Now let’s consider those commercial entities that do actually have underlying cash exposures within physical commodity markets: the so-called hedgers. In the process of offsetting cash market risk, there are infinite variations in the amount of exposure that commercial entities may choose when developing their hedges, and these choices may partly be made with a view to profiting from the expected course of futures prices. In fact, companies often incorporate predictions of the future course of prices when executing hedges. Thus, rather than being indifferent to the future price levels like those perfectly hedged entities dreamed up by the conventional creed, real-world hedgers may select varying amounts of exposure when developing their hedges. No one knows which level of exposure is required before a partial hedge can be classified as a near-naked speculative bet. And by extension, there is no objective way in which we can delineate speculative from hedging activities.
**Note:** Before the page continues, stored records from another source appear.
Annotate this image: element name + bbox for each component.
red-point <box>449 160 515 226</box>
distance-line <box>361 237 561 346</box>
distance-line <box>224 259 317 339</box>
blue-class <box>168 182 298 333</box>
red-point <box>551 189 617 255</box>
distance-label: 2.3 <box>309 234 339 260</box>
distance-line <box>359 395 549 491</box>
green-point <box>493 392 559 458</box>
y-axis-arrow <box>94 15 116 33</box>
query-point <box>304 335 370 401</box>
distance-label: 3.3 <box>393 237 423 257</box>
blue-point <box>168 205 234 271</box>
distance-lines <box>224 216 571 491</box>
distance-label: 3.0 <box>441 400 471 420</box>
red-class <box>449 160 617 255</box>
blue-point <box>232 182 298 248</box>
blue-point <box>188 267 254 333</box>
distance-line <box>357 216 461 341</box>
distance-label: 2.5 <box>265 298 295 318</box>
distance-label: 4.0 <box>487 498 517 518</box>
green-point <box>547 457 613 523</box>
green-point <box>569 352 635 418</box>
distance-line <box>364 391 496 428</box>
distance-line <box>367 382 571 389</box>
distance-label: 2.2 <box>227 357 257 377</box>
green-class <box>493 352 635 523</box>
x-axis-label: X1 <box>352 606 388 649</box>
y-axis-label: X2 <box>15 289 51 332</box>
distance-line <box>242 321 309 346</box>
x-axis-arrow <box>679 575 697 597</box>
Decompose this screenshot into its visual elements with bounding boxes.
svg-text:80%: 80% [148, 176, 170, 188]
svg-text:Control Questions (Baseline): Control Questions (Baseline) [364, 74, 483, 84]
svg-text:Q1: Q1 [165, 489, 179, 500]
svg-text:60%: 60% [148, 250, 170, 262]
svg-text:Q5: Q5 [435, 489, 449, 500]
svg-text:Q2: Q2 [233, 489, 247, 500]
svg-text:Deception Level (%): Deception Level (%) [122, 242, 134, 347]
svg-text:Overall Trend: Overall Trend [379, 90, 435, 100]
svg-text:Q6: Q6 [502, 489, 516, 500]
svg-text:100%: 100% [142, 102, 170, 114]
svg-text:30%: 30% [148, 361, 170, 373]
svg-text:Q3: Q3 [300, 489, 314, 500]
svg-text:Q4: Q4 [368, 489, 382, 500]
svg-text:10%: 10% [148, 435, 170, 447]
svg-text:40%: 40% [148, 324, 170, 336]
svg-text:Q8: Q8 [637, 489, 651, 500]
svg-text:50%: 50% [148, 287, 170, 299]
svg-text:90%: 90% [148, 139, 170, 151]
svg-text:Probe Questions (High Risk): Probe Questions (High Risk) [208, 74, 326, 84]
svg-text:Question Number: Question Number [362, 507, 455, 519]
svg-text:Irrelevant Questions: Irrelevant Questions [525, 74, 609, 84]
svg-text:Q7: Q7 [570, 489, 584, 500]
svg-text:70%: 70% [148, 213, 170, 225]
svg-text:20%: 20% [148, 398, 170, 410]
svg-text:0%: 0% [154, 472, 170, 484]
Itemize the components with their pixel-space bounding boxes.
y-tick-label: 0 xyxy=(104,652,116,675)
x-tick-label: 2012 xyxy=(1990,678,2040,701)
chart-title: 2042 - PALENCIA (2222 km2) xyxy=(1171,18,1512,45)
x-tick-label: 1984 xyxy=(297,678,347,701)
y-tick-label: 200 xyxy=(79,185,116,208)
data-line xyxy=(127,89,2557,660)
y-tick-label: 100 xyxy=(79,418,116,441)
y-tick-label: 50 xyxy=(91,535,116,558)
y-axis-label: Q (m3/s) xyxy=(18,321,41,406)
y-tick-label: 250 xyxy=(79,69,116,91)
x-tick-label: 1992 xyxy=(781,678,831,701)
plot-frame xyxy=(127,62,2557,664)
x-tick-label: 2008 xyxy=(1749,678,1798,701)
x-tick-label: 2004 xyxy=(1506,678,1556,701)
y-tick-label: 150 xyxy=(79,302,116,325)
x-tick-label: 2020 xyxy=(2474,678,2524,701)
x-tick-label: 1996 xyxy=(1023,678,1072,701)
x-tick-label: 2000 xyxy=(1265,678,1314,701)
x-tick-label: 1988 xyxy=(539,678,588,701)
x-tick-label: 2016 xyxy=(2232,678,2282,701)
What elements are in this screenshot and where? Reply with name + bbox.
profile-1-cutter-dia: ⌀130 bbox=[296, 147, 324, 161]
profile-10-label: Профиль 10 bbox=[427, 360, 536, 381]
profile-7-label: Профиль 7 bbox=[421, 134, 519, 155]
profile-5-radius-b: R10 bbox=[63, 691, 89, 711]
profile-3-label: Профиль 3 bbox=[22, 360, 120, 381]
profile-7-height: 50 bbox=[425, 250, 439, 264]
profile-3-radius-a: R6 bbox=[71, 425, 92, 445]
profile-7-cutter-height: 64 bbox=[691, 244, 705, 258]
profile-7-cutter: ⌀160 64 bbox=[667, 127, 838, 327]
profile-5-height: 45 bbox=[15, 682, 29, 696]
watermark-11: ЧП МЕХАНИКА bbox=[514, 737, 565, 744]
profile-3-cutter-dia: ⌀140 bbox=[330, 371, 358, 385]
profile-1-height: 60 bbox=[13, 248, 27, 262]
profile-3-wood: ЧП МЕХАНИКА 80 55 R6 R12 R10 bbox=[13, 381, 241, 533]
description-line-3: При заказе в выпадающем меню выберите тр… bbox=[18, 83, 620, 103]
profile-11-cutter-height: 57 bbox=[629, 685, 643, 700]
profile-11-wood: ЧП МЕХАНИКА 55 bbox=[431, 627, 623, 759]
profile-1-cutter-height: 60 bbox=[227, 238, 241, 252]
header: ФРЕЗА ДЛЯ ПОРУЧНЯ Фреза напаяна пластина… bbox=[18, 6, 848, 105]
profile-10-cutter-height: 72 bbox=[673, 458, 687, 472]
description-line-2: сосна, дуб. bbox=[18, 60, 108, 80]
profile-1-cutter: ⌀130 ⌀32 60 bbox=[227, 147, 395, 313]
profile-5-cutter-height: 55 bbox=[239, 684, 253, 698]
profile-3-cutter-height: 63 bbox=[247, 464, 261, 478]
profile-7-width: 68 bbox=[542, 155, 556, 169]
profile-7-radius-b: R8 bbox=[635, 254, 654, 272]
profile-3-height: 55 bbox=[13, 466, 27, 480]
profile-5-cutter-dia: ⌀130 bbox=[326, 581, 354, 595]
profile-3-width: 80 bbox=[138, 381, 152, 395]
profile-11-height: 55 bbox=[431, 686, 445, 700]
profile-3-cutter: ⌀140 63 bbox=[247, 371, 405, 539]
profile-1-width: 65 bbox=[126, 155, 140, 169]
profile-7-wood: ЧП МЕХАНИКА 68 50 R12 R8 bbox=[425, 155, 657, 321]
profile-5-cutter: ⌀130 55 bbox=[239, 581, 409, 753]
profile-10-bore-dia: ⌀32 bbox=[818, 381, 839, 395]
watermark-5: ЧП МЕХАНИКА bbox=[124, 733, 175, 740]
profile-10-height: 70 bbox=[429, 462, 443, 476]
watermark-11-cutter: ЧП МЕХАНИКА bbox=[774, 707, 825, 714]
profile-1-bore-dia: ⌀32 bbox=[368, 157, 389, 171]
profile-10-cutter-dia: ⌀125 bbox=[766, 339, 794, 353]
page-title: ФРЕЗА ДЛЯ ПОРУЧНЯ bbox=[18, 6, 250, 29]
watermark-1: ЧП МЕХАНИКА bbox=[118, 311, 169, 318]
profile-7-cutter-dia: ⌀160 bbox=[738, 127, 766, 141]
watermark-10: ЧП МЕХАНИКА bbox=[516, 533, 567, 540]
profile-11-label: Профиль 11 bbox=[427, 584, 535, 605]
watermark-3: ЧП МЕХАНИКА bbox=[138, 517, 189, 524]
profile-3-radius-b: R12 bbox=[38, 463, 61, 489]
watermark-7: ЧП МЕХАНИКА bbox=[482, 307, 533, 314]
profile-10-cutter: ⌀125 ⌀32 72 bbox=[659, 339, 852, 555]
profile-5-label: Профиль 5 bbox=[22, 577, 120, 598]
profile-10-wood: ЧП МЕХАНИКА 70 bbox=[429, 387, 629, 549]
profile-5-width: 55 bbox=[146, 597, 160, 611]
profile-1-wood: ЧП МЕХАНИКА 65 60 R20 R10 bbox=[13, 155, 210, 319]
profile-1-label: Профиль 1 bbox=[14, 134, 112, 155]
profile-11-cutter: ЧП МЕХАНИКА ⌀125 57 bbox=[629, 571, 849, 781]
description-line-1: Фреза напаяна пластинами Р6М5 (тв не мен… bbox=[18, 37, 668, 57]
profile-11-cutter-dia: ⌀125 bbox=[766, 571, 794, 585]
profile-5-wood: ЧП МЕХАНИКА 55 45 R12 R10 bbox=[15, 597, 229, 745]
Academic surveys of commercial firms give us reason to believe that commercial entities are engaging in risk management activities that are quite unbecoming of their historical status as ‘hedgers’. According to one survey, no less than 60 percent of the respondents indicated that some profit-based criteria were factored into their risk management evaluations. Such evidence confounds the view that the purpose of commercial risk management is to simply reduce risk. Even farmers appear to be getting drawn into the speculative bonanza. In one US-based study carried out by Farm Futures magazine, approximately 35 percent of farmers admitted to speculating in commodities that they do not raise; 25 percent of farmers said that they use futures and options to buy or sell more than their actual production; and almost 70 percent of corn growers and over 60 percent of soybean growers admitted to holding corn and soybeans un-hedged. Moreover, now there is mounting evidence that farmers are engaging in speculative hoarding.
Thus, when scrutinized, the hedging/speculation dualism breaks down into a complex morass of risk management practices in which ‘commercial’ entities may be actively seeking risk, while ‘financial’ entities may be actively avoiding it. Greg Kuserk – the Commodity Futures Trading Commission Deputy Director for Market Surveillance – summed up this rather confusing situation perfectly: ‘The continued development of portfolio and risk management theories and practices has blurred the distinction between pure hedging and pure speculation. Today we see hedgers that behave somewhat as speculators—as they choose to hedge or not hedge based on price expectations—and speculators behaving somewhat as hedgers—in the sense that they are using derivatives to reduce the overall risk of a portfolio’.
The capital as power framework has already debunked a number of conceptual dualisms that are espoused to various degrees by both mainstream and heterodox economics: production and finance, politics and economics, the real and the nominal. Perhaps it’s about time we take aim at another dualism: speculation and hedging.